The MCP Inspector helps you:
- Discover Server Capabilities: Automatically detect available resources, tools, and prompts
- Test Tool Execution: Try different parameters and see responses in real-time
- View Server Metadata: Examine server info, schemas, and configurations
A typical run of the tool looks like so:
npx @modelcontextprotocol/inspector node build/index.jsThe above command starts an MCP and its visual interface and launches a local web interface in your browser. You can expect to see a dashboard displaying your registered MCP servers, their available tools, resources, and prompts. The interface allows you to interactively test tool execution, inspect server metadata, and view real-time responses, making it easier to validate and debug your MCP server implementations.
You can also run this tool in CLI mode in which case you add --cli attribute. Here's an example of running the tool in "CLI" mode which lists all the tools on the server:
npx @modelcontextprotocol/inspector --cli node build/index.js --method tools/listApart from running the inspector tool to test server capabilities, another similar approach is to run a client capable of using HTTP lik for example curl.
With curl, you can test MCP servers directly using HTTP requests:
# Example: Test server metadata
curl http://localhost:3000/v1/metadata
# Example: Execute a tool
curl -X POST http://localhost:3000/v1/tools/execute \
-H "Content-Type: application/json" \
-d '{"name": "calculator", "parameters": {"expression": "2+2"}}'As you can see from above usage of curl, you use a POST request to invoke a tool using a payload consisting of the tools name and its parameters. Use the approach that fits you best. CLI tools in general tends to be faster to use and lends themselves to be scripted which can be useful in a CI/CD environment.
Create unit tests for your tools and resources to ensure they work as expected. Here's some example testing code.
import pytest
from mcp.server.fastmcp import FastMCP
from mcp.shared.memory import (
create_connected_server_and_client_session as create_session,
)
# Mark the whole module for async tests
pytestmark = pytest.mark.anyio
async def test_list_tools_cursor_parameter():
"""Test that the cursor parameter is accepted for list_tools.

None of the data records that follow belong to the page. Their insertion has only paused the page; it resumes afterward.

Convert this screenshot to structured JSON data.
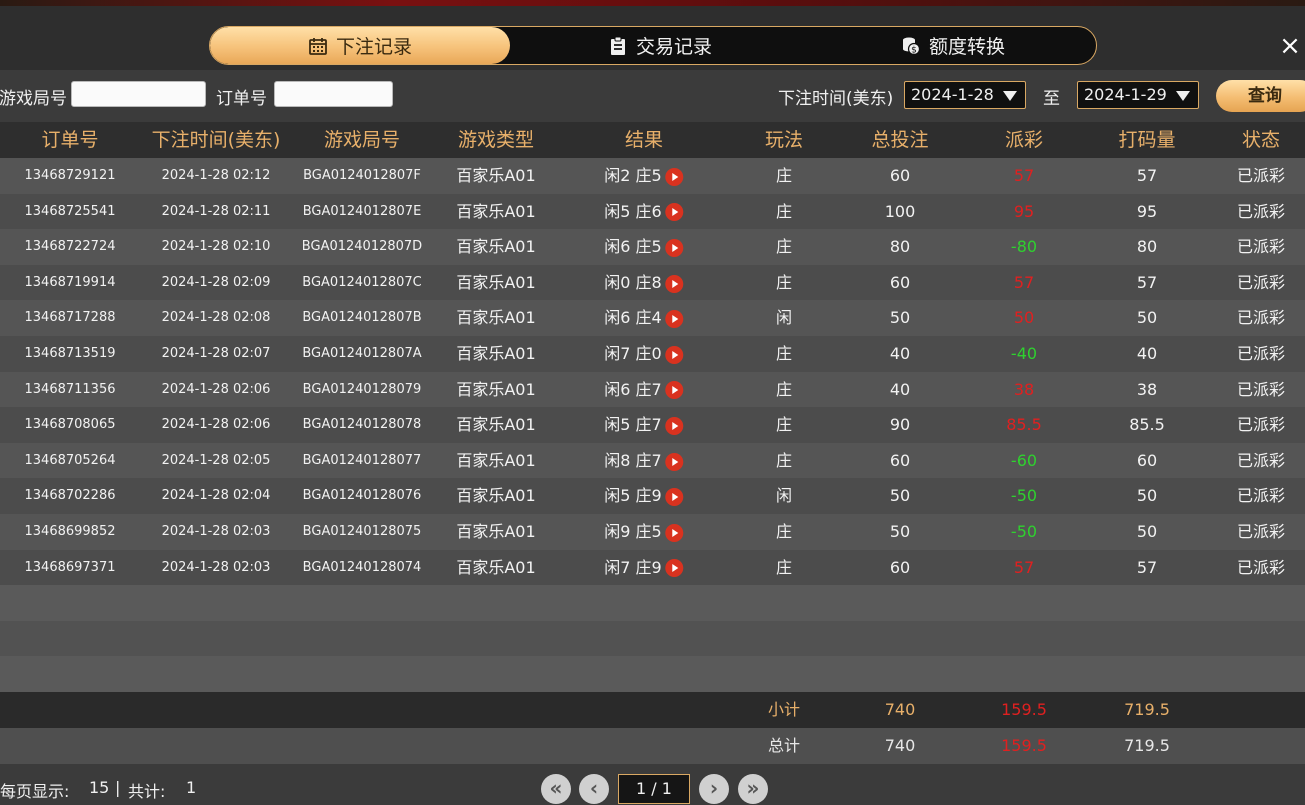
{
  "tabs": [
    {
      "label": "下注记录",
      "icon": "calendar-icon",
      "active": true
    },
    {
      "label": "交易记录",
      "icon": "clipboard-icon",
      "active": false
    },
    {
      "label": "额度转换",
      "icon": "coins-icon",
      "active": false
    }
  ],
  "close_label": "×",
  "filters": {
    "game_round_label": "游戏局号",
    "game_round_value": "",
    "order_label": "订单号",
    "order_value": "",
    "time_label": "下注时间(美东)",
    "date_from": "2024-1-28",
    "to_label": "至",
    "date_to": "2024-1-29",
    "query_label": "查询"
  },
  "columns": [
    "订单号",
    "下注时间(美东)",
    "游戏局号",
    "游戏类型",
    "结果",
    "玩法",
    "总投注",
    "派彩",
    "打码量",
    "状态"
  ],
  "rows": [
    {
      "order": "13468729121",
      "time": "2024-1-28 02:12",
      "round": "BGA0124012807F",
      "game": "百家乐A01",
      "result": "闲2 庄5",
      "play": "庄",
      "bet": "60",
      "payout": "57",
      "payout_color": "red",
      "valid": "57",
      "status": "已派彩"
    },
    {
      "order": "13468725541",
      "time": "2024-1-28 02:11",
      "round": "BGA0124012807E",
      "game": "百家乐A01",
      "result": "闲5 庄6",
      "play": "庄",
      "bet": "100",
      "payout": "95",
      "payout_color": "red",
      "valid": "95",
      "status": "已派彩"
    },
    {
      "order": "13468722724",
      "time": "2024-1-28 02:10",
      "round": "BGA0124012807D",
      "game": "百家乐A01",
      "result": "闲6 庄5",
      "play": "庄",
      "bet": "80",
      "payout": "-80",
      "payout_color": "green",
      "valid": "80",
      "status": "已派彩"
    },
    {
      "order": "13468719914",
      "time": "2024-1-28 02:09",
      "round": "BGA0124012807C",
      "game": "百家乐A01",
      "result": "闲0 庄8",
      "play": "庄",
      "bet": "60",
      "payout": "57",
      "payout_color": "red",
      "valid": "57",
      "status": "已派彩"
    },
    {
      "order": "13468717288",
      "time": "2024-1-28 02:08",
      "round": "BGA0124012807B",
      "game": "百家乐A01",
      "result": "闲6 庄4",
      "play": "闲",
      "bet": "50",
      "payout": "50",
      "payout_color": "red",
      "valid": "50",
      "status": "已派彩"
    },
    {
      "order": "13468713519",
      "time": "2024-1-28 02:07",
      "round": "BGA0124012807A",
      "game": "百家乐A01",
      "result": "闲7 庄0",
      "play": "庄",
      "bet": "40",
      "payout": "-40",
      "payout_color": "green",
      "valid": "40",
      "status": "已派彩"
    },
    {
      "order": "13468711356",
      "time": "2024-1-28 02:06",
      "round": "BGA01240128079",
      "game": "百家乐A01",
      "result": "闲6 庄7",
      "play": "庄",
      "bet": "40",
      "payout": "38",
      "payout_color": "red",
      "valid": "38",
      "status": "已派彩"
    },
    {
      "order": "13468708065",
      "time": "2024-1-28 02:06",
      "round": "BGA01240128078",
      "game": "百家乐A01",
      "result": "闲5 庄7",
      "play": "庄",
      "bet": "90",
      "payout": "85.5",
      "payout_color": "red",
      "valid": "85.5",
      "status": "已派彩"
    },
    {
      "order": "13468705264",
      "time": "2024-1-28 02:05",
      "round": "BGA01240128077",
      "game": "百家乐A01",
      "result": "闲8 庄7",
      "play": "庄",
      "bet": "60",
      "payout": "-60",
      "payout_color": "green",
      "valid": "60",
      "status": "已派彩"
    },
    {
      "order": "13468702286",
      "time": "2024-1-28 02:04",
      "round": "BGA01240128076",
      "game": "百家乐A01",
      "result": "闲5 庄9",
      "play": "闲",
      "bet": "50",
      "payout": "-50",
      "payout_color": "green",
      "valid": "50",
      "status": "已派彩"
    },
    {
      "order": "13468699852",
      "time": "2024-1-28 02:03",
      "round": "BGA01240128075",
      "game": "百家乐A01",
      "result": "闲9 庄5",
      "play": "庄",
      "bet": "50",
      "payout": "-50",
      "payout_color": "green",
      "valid": "50",
      "status": "已派彩"
    },
    {
      "order": "13468697371",
      "time": "2024-1-28 02:03",
      "round": "BGA01240128074",
      "game": "百家乐A01",
      "result": "闲7 庄9",
      "play": "庄",
      "bet": "60",
      "payout": "57",
      "payout_color": "red",
      "valid": "57",
      "status": "已派彩"
    }
  ],
  "empty_rows": 3,
  "subtotal": {
    "label": "小计",
    "bet": "740",
    "payout": "159.5",
    "valid": "719.5"
  },
  "total": {
    "label": "总计",
    "bet": "740",
    "payout": "159.5",
    "valid": "719.5"
  },
  "footer": {
    "per_page_label": "每页显示:",
    "per_page": "15",
    "separator": "|",
    "total_label": "共计:",
    "total_count": "1",
    "page_current": "1",
    "page_sep": "/",
    "page_total": "1"
  },
  "colors": {
    "accent": "#e8b06a",
    "payout_red": "#e02020",
    "payout_green": "#2fd12f"
  }
}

Note: FastMCP doesn't currently implement pagination, so this test
only verifies that the cursor parameter is accepted by the client.
"""
server = FastMCP("test")
# Create a couple of test tools
@server.tool(name="test_tool_1")
async def test_tool_1() -> str:
"""First test tool"""
return "Result 1"
@server.tool(name="test_tool_2")
async def test_tool_2() -> str:
"""Second test tool"""
return "Result 2"
async with create_session(server._mcp_server) as client_session:
# Test without cursor parameter (omitted)
result1 = await client_session.list_tools()
assert len(result1.tools) == 2
# Test with cursor=None
result2 = await client_session.list_tools(cursor=None)
assert len(result2.tools) == 2
# Test with cursor as string
result3 = await client_session.list_tools(cursor="some_cursor_value")
assert len(result3.tools) == 2
# Test with empty string cursor
result4 = await client_session.list_tools(cursor="")
assert len(result4.tools) == 2
The preceding code does the following:
- Leverages pytest framework which lets you create tests as functions and use assert statements.
- Creates an MCP Server with two different tools.
- Uses
assertstatement to check that certain conditions are fulfilled.
Have a look at the full file here
Given the above file, you can test your own server to ensure capabilities are created as they should.
All major SDKs have similar testing sections so you can adjust to your chosen runtime.